Sentenza Sentenza Cassazione Civile n. 16250 del 10/06/2021

Cassazione civile sez. trib., 10/06/2021, (ud. 04/03/2021, dep. 10/06/2021), n.16250

LA CORTE SUPREMA DI CASSAZIONE

SEZIONE TRIBUTARIA

Composta dagli Ill.mi Sigg.ri Magistrati:

Dott. CHINDEMI Domenico – Presidente –

Dott. DE MASI Oronzo – rel. Consigliere –

Dott. BALSAMO Milena – Consigliere –

Dott. MONDINI Antonio – Consigliere –

Dott. FILOCAMO Fulvio – Consigliere –

ha pronunciato la seguente:

ORDINANZA

sul ricorso 2032-2012 proposto da:

AGENZIA DELLE ENTRATE, in persona del Direttore pro tempore,

elettivamente domiciliata in ROMA, VIA DEI PORTOGHESI 12, presso

l’AVVOCATURA GENERALE DELLO STATO, che la rappresenta e difende;

– ricorrente –

contro

COVEMI SPA, elettivamente domiciliata in ROMA, VIALE PARIOLI 43,

presso lo studio dell’avvocato FRANCESCO D’AYALA VALVA, che la

rappresenta e difende unitamente all’avvocato ANTONIO LOVISOLO;

– controricorrente –

avverso la sentenza n. 64/2010 della COMM. TRIB. REG. PIEMONTE,

depositata il 25/11/2010;

udita la relazione della causa svolta nella camera di consiglio del

04/03/2021 dal Consigliere Dott. ORONZO DE MASI.

 

Fatto

RITENUTO

che:

L’Agenzia delle entrate propone ricorso per cassazione avverso la sentenza della CTR del Piemonte, n. 64/25710, depositata il 25/11/2010, di rigetto dell’appello erariale proposto nei confronti della contribuente CO.VE.MI. s.p.a., che ha confermato la decisione di primo grado che aveva parzialmente accolto il ricorso di quest’ultima società avverso un avviso di accertamento emesso a seguito di verifica fiscale, per indebite detrazioni di costi ed omessa contabilizzazione tra i componenti positivi di reddito in relazione ad un veicolo non individuato tra le rimanenze al 31/12/2002.

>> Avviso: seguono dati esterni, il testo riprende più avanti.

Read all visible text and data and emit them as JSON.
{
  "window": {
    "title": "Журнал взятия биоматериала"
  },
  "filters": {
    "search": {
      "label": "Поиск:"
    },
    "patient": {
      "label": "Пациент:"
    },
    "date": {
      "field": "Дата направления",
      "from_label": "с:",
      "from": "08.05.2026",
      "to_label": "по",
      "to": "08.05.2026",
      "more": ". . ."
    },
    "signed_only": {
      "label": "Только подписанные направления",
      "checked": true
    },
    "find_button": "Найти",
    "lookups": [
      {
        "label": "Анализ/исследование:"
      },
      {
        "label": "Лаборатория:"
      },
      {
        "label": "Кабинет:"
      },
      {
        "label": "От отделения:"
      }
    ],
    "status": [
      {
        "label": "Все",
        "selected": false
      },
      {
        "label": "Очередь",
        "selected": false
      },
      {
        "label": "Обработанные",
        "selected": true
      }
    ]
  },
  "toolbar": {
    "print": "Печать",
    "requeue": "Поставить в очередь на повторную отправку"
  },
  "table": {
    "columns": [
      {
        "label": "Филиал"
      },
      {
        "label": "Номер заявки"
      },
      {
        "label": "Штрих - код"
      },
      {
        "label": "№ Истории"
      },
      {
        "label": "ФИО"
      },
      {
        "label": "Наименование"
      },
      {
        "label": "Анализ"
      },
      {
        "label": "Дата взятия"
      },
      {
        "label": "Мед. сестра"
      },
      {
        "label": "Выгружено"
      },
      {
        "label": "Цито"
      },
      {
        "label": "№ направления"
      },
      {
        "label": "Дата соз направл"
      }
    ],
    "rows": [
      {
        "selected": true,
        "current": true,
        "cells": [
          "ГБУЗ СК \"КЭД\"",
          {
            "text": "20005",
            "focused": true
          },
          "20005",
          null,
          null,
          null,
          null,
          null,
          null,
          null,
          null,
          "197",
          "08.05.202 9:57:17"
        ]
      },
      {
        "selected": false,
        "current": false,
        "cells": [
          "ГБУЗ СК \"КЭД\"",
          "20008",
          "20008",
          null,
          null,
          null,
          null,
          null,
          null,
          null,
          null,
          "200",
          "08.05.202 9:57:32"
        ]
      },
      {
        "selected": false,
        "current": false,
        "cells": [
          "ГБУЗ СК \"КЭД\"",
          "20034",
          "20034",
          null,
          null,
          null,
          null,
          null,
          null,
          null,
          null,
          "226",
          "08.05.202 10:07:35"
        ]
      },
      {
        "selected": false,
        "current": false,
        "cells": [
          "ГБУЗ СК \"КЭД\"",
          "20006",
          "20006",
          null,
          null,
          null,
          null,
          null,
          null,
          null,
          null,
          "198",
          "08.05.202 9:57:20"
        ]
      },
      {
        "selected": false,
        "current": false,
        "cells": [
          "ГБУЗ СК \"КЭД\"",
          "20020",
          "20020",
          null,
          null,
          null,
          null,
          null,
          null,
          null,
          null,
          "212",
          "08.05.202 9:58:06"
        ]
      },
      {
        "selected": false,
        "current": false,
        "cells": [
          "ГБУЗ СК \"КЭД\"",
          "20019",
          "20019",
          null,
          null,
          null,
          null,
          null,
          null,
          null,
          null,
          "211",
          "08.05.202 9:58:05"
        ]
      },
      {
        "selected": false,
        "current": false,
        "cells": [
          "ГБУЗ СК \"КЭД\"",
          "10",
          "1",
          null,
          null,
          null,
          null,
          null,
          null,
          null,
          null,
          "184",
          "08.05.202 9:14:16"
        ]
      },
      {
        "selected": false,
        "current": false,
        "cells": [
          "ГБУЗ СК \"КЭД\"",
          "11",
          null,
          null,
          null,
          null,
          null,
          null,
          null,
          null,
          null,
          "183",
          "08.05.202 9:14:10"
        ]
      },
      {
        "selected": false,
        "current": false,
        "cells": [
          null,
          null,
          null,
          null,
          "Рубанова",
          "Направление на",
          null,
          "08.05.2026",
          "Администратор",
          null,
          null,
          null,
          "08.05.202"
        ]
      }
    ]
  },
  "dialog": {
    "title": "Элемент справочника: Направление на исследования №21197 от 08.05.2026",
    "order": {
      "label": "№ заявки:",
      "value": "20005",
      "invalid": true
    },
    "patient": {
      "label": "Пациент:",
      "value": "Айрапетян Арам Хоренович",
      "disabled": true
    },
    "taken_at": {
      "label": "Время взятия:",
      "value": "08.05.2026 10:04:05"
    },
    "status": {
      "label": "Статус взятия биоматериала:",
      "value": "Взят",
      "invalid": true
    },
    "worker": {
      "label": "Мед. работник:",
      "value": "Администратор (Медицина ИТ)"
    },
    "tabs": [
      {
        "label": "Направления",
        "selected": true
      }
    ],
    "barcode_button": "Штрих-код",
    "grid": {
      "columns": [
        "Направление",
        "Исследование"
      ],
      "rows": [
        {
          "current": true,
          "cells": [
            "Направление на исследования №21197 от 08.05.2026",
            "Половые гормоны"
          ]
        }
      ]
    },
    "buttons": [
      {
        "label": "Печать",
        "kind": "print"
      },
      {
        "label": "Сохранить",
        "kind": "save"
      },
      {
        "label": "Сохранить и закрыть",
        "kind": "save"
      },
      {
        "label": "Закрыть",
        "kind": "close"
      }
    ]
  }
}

La contribuente resiste con controricorso.

Diritto

CONSIDERATO

che:

Con il primo motivo di ricorso denuncia violazione e falsa applicazione del D.P.R. n. 600 del 1973, artt. 39 e ss.gg., del D.P.R. n. 633 del 1972, artt. 54 e 55, del D.P.R. n. 917 del 1986, art. 109, comma 5; con il secondo denuncia insufficiente motivazione su fatto controverso e decisivo per il giudizio; con il terzo motivo denuncia violazione e falsa applicazione degli D.P.R. n. 917 del 1986, art. 101, comma 4 e art. 109, comma 1.

La società contribuente ha aderito alla definizione agevolata D.L. n. 199 del 2018, ex art. 6, convertito con modificazioni dalla L. n. 136 del 2018, e successivamente ha proposto istanza di trattazione del giudizio al fine di far dichiarare l’estinzione del giudizio, ai sensi del medesimo art., comma 10, per cessazione della materia del contendere, avendo provveduto ai pagamento del dovuto, come da documentazione allegata alla memoria depositata in prossimità dell’adunanza collegiale.

Va pertanto dichiarato estinto il presente giudizio per cessata materia del contendere, ai sensi della normativa sopra citata, con compensazione delle spese di giudizio.

P.Q.M.

Dichiara estinto il giudizio. Compensa le spese di giudizio.

Così deciso in Roma, il 4 marzo 2021.